Ackroo achieves record earnings with 64% year -to-date YoY EBITDA growth over 2019

HAMILTON, Ontario, Nov. 04, 2020 (GLOBE NEWSWIRE) — Ackroo Inc. (TSX-V: AKR; OTC: AKRFF) (the “Company” or “Ackroo”), a loyalty marketing, gift card, payments and point-of-sale technology and services provider, has filed its financial results for the period ended September 30, 2020. The results for the nine-month period ended September 30, 2020 reflect 17% year-to-date year over year revenue growth and a 29% increase in subscription revenue over the same period in 2019. The Company also achieved a record $310,600 of positive EBITDA during the quarter representing a year over year increase of 24% and is at an all-time high of 22% of total revenues. The revenue and earnings growth are primarily related to the Company increasing subscription revenue by 29% year-to date and 10% over Q3 2019 which has led to an increased ratio of recurring revenue to one time revenue which is now at an all-time high of 84% of total revenues. Although Covid-19 had an impact on the Company’s one-time revenue it did not slow down the growth of the Company’s recurring revenue which is the main focus for the Company now and into the future.

“We are very happy with what we achieved in Q3 despite Covid-19,” said Steve Levely, CEO at Ackroo. “We were able to continue to grow our business and achieve record earnings without any government relief thanks to our strong focus on financial management. Our diversified approach to the market also assisted us as we delivered customer growth in our petroleum and hospitality business while maintaining our automotive business. Where we saw a decline was our retail business where we saw more attrition than normal in our small accounts. We increased our overall recurring revenue by 10% year over year which allowed us to deliver record earnings for the Company, however we did see a 54% decrease in our one-time revenue year over year leading to a small overall revenue decrease over the same period in 2019. We attribute the high retail business attrition and lower one-time revenue to Covid-19 as many businesses did not further invest in marketing initiatives to preserve cash and many retailers are struggling through the difficult times. We do expect this trend to change though especially as we head into our busiest quarter of the year. The holiday season is an opportune time for our clients to re-engage customers and to leverage our platform and services to drive growth. We are poised to help our clients succeed and expect a very strong close to the year for Ackroo.”

The complete financial results for Ackroo are available at . Highlights include:

Three-Months ended

September 30, 2020September 30, 2019% change
Total Revenue$1,417,929$1,476,491-4%
Subscription Revenue$1,270,418$1,157,771+10%
Gross Margins$1,277,542 (90%)$1,226,537 (83%)+7%
Adjusted EBITDA$310,600$250,208+24%

Nine-Months ended

September 30, 2020September 30, 2019% change
Total Revenue$4,344,425$3,711,351+17%
Subscription Revenue$3,649,074$2,834,367+29%
Gross Margins$3,859,417 (89%)$3,096,347 (83%)+6%
Adjusted EBITDA$852,204$518,099+64%

About Ackroo
Through vendor and industry consolidation, Ackroo provides merchants of all sizes a data driven cloud based multi-currency marketing platform to help attract, engage and grow their customers while increasing their revenues and margins. Via a SaaS based business model Ackroo provides an in-store and online automated solution to help merchants process loyalty, gift card and promotional transactions at the point of sale, provide key administrative and marketing data, and to allow customers to access and manage their loyalty and gift card accounts. Ackroo also provides important marketing, payment and point-of-sale solutions as an extension of the Ackroo platform to drive even greater financial and operational results for their clients. Ackroo is headquartered in Hamilton, Ontario, Canada. For more information, visit: .

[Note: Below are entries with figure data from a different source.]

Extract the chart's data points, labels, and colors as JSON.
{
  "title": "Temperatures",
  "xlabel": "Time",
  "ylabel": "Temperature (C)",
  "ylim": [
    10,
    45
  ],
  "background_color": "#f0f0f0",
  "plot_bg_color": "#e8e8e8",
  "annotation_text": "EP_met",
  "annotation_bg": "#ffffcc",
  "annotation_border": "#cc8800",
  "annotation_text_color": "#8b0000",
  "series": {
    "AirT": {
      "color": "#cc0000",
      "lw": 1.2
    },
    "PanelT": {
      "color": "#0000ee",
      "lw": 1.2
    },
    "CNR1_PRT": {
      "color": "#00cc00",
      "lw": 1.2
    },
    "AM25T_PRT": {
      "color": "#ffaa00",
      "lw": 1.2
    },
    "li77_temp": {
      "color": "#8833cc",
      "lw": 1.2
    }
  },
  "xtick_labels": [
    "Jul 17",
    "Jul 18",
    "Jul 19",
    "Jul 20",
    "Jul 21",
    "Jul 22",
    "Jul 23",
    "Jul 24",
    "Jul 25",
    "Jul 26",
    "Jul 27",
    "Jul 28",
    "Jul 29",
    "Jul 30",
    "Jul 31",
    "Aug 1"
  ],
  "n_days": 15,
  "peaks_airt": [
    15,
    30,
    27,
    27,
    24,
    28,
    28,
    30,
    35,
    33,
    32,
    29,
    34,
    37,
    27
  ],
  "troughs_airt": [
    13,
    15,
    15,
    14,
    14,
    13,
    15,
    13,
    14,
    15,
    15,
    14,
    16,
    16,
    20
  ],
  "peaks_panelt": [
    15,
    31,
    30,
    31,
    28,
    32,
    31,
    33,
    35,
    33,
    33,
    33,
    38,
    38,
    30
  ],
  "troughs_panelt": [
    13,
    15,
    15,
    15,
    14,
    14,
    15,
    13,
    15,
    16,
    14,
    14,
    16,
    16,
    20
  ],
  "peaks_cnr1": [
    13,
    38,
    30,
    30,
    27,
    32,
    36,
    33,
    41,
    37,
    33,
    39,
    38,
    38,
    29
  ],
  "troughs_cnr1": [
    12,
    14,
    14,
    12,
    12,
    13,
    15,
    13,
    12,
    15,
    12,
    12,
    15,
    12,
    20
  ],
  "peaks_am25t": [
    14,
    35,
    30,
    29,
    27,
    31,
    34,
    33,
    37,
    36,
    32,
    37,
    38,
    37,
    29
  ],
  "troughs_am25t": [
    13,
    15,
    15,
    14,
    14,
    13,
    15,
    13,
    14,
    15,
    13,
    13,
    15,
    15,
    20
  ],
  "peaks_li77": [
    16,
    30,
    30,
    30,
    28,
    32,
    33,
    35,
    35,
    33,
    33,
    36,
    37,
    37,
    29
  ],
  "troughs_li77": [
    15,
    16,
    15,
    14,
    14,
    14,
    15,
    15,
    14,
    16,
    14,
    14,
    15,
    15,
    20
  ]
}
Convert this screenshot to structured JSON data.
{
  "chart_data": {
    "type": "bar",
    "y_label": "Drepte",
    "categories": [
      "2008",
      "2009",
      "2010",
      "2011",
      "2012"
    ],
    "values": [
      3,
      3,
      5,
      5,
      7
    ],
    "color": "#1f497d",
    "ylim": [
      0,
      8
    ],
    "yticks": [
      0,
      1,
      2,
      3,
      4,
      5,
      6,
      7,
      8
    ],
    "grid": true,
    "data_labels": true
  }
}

For information, please contact:

Steve Levely
Chief Executive Officer | Ackroo
Tel: 416-360-5619 x730

The TSX Venture Exchange has neither approved nor disapproved the contents of this press release. Neither the TSX Venture Exchange nor its Regulation Services Provider (as that term is defined in policies of the TSX Venture Exchange) accepts respon sibility for the adequacy or accuracy of this release.

Forward Looking Statements
This release contains forecasts and forward-looking statements that are not guarantees of future performance and activities and are subject to risks and uncertainties. The Company has based these forward-looking statements on assumptions and assessments made by its management in light of their experience and their perception of historical trends, current conditions, expected future developments and other factors they believe to be appropriate. Important factors that could cause actual results, developments and business decisions to differ materially from those anticipated in these forward-looking statements include, but are not limited to: the company’s ability to raise enough capital to support the company’s go forward plans; the overall global economic environment; the impact of competition and new technologies; general market, political and economic conditions in the countries in which the company operates; projected capital expenditures and liquidity; changes in the company’s strategy; government regulations and approvals; changes in customers’ budgeting priorities; plus other factors that may arise. Any forward-looking statements in this press release are made as of the date hereof, and the company undertakes no obligation to publicly update or revise any forward-looking statements, whether as a result of new information, future events or otherwise, except as required by law.